QUESTION: Which relation is NOT a function? Okay, I think I got the answer, but I'm not sure. need help plzz?

Question

Okay, here are the choices:

1) y= 2x + 4
2) y= x^2 - 4x + 3
3) x = 3y - 2
4) x= y^2 +2y - 3

Which is NOT a function?

Okay, so
it's not number one b/c no. 1 is a function. I put the equation in my calc. and on the graph, i got a line. so i did the vertical line test and it only passes it once- so it IS a function.

not no. 2 b/c tht is a function as well. same thing- put in calc. got a parabola- vert. line test- only pass once- IT IS A FUNCT.

not no. 3 because after i solved for Y. put in calc--same thing- vert line test- passed once- so it is a function...

no 4....i do not get how to solve for Y.....i did: ADD 3 on both sides...got x +3 = y^2 + 2y...then divided by 2, got x + 3 = y^2...square root that??????? can someone help me with tht IF i did it so far....

help....again, i am supposed to tell which is not a FUNCTION and WHY?

thanks !!!!!!!!! :)
xoxo
xoxo

Answer 1

You are right.
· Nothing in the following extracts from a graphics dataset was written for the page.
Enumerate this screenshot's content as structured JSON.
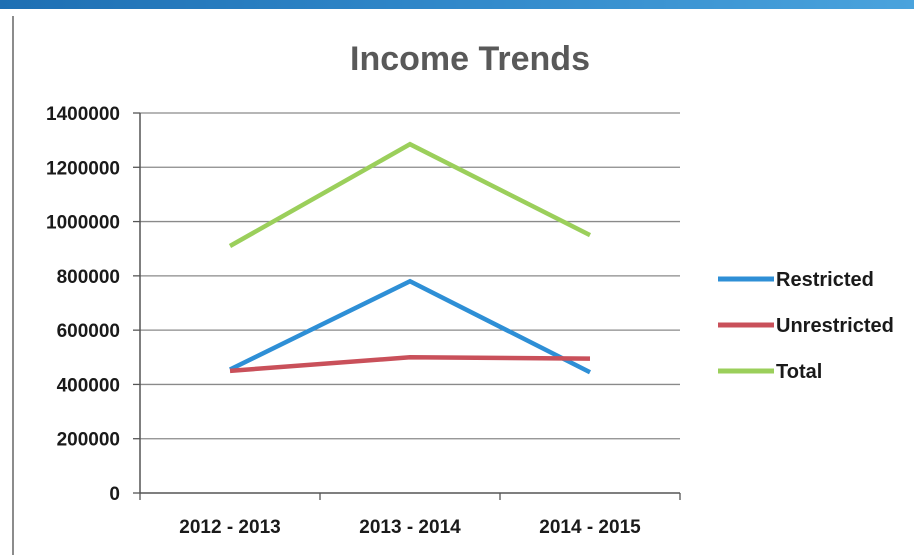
{
  "chart_data": {
    "type": "line",
    "title": "Income Trends",
    "xlabel": "",
    "ylabel": "",
    "categories": [
      "2012 - 2013",
      "2013 - 2014",
      "2014 - 2015"
    ],
    "ylim": [
      0,
      1400000
    ],
    "yticks": [
      "0",
      "200000",
      "400000",
      "600000",
      "800000",
      "1000000",
      "1200000",
      "1400000"
    ],
    "grid": true,
    "legend_position": "right",
    "series": [
      {
        "name": "Restricted",
        "color": "#2e8fd6",
        "values": [
          455000,
          780000,
          445000
        ]
      },
      {
        "name": "Unrestricted",
        "color": "#c9505a",
        "values": [
          450000,
          500000,
          495000
        ]
      },
      {
        "name": "Total",
        "color": "#9bcf5b",
        "values": [
          910000,
          1285000,
          950000
        ]
      }
    ]
  }
}
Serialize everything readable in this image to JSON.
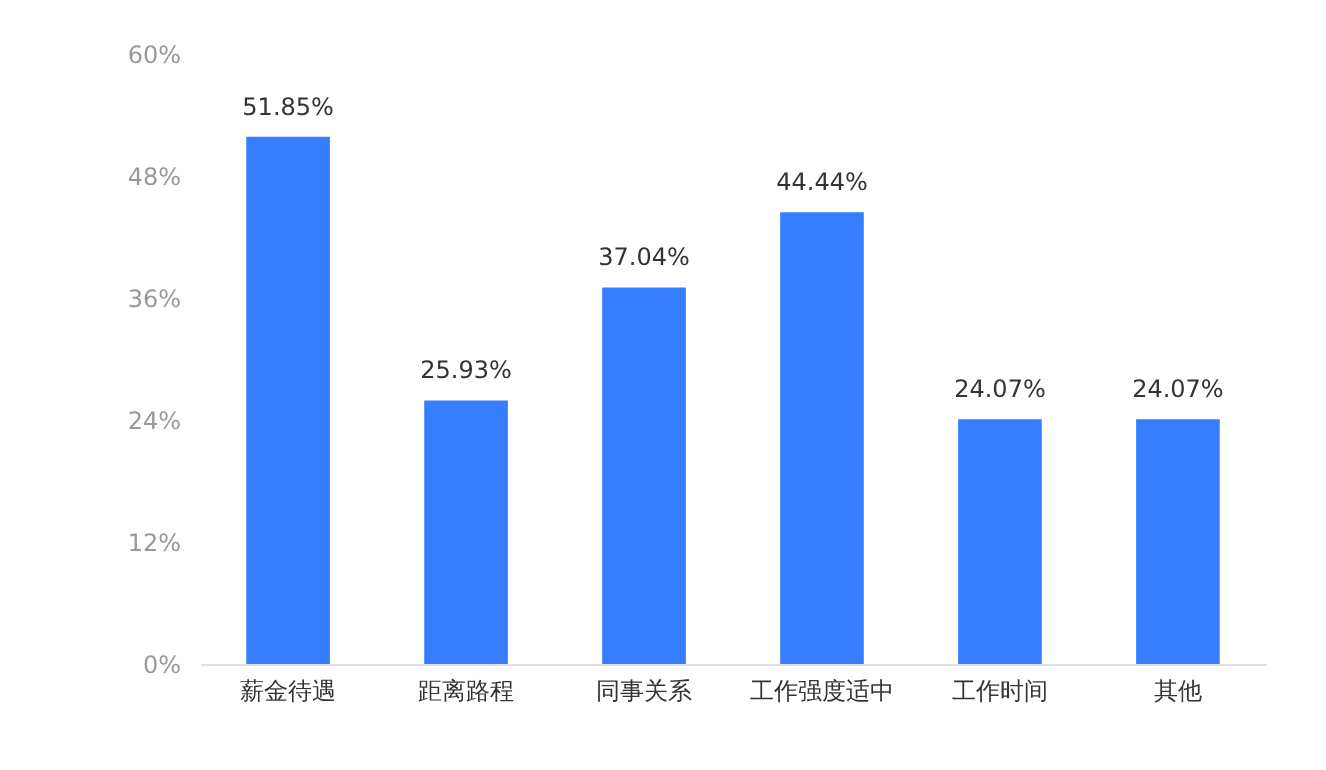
{
  "chart_data": {
    "type": "bar",
    "categories": [
      "薪金待遇",
      "距离路程",
      "同事关系",
      "工作强度适中",
      "工作时间",
      "其他"
    ],
    "values": [
      51.85,
      25.93,
      37.04,
      44.44,
      24.07,
      24.07
    ],
    "value_labels": [
      "51.85%",
      "25.93%",
      "37.04%",
      "44.44%",
      "24.07%",
      "24.07%"
    ],
    "color": "#377dff",
    "ylim": [
      0,
      60
    ],
    "yticks": [
      {
        "value": 0,
        "label": "0%"
      },
      {
        "value": 12,
        "label": "12%"
      },
      {
        "value": 24,
        "label": "24%"
      },
      {
        "value": 36,
        "label": "36%"
      },
      {
        "value": 48,
        "label": "48%"
      },
      {
        "value": 60,
        "label": "60%"
      }
    ],
    "grid": false
  }
}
Here is a trick on number 4.

Since you cannot graph x=y^2+2y+3

You can graph y=x^2+2x+3. (switch x and y)

If you take your graph and turn your calculator 90degrees (on its side) you will see what x=y^2+2y + 3 would look like.

When you learn inverses this trick will make sense.

Answer 2

4) x= y^2 +2y - 3
y = [ -2 +/- sqrt(2^2 -4(1)(-3-x))]/2
Thus one value of x can produce two values of y which violates the definition of a function and violates the vertical line test.

Answer 3

the fourth one is not a function because for every x value, there is more than one y value (meaning it does not pass the vertical line test)

x = y^2 + 2y - 3 = (y + 3) (y-1)

can you see how there is more than one y value for every x value?

Answer 4

number 4 is not a function.. This will produce a sideways parabola, since x and y are backwards in the traditional sequence of a quadratic equation. Therefore, many values of x will have two values of y.

Answer 5

try factoroing it